Seventy cases — the largest from a single prefecture in Japan — have been detected in the island prefecture, where experts have raised concern about growing clusters of patients with unknown transmission routes.

Prime minister Shinzo Abe, who has been criticised for lacking leadership and crisis management, stepped up measures earlier this week, and urged school across the county to close until the end of March.

Tokyo Disneyland and Universal Studios Japan announced they would close, and events expected to attract tens of thousands of people were called off, including a concert series by K-pop group BTS.

Tourist arrivals in Thailand are down 50% compared with a year ago, and in Italy — which has reported 888 cases, the most of any country outside of Asia — hotel bookings are falling and premier Giuseppe Conte raised the spectre of recession.

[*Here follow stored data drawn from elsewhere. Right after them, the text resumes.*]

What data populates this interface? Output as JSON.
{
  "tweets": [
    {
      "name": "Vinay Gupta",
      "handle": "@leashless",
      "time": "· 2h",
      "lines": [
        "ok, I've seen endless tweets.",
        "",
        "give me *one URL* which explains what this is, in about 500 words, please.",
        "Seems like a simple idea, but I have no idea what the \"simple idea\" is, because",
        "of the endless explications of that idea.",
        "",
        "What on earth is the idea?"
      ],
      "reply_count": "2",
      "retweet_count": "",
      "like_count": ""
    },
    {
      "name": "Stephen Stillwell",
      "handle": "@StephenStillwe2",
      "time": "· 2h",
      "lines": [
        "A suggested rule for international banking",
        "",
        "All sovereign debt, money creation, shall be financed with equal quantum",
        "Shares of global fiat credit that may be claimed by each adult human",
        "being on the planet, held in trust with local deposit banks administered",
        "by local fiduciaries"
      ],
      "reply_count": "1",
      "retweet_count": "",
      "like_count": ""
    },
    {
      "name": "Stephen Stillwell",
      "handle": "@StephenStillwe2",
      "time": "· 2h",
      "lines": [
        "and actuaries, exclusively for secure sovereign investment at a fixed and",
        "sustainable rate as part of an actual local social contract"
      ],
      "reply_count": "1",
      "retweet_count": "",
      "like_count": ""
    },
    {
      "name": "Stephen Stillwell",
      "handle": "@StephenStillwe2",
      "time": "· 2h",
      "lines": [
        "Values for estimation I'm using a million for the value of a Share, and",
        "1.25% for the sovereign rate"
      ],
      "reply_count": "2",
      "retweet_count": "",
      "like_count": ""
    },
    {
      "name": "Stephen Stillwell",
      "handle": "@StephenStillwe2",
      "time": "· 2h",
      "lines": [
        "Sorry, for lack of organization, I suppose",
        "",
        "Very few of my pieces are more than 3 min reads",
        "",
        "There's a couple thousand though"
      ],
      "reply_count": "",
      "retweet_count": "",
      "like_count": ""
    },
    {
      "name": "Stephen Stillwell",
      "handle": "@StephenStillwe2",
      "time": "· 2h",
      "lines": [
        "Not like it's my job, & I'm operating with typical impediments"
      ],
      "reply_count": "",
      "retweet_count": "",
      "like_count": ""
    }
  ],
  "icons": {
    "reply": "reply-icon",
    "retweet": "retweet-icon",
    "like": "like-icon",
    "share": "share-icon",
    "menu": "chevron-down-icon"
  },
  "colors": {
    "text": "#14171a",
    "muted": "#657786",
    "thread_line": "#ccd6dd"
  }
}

The Swiss government banned events with more than 1,000 people, while at Cologne Cathedral in Germany, basins of holy water were emptied for fear of spreading germs.

The head of the World Health Organisation on Friday announced that the risk of the virus spreading worldwide was “very high”, while UN secretary-general Antonio Guterres said the “window of opportunity” for containing the virus was narrowing.

In a report published on Friday in the New England Journal of Medicine, Chinese health officials said the death rate from Covid-19 was 1.4%, based on 1,099 patients at more than 500 hospitals throughout China.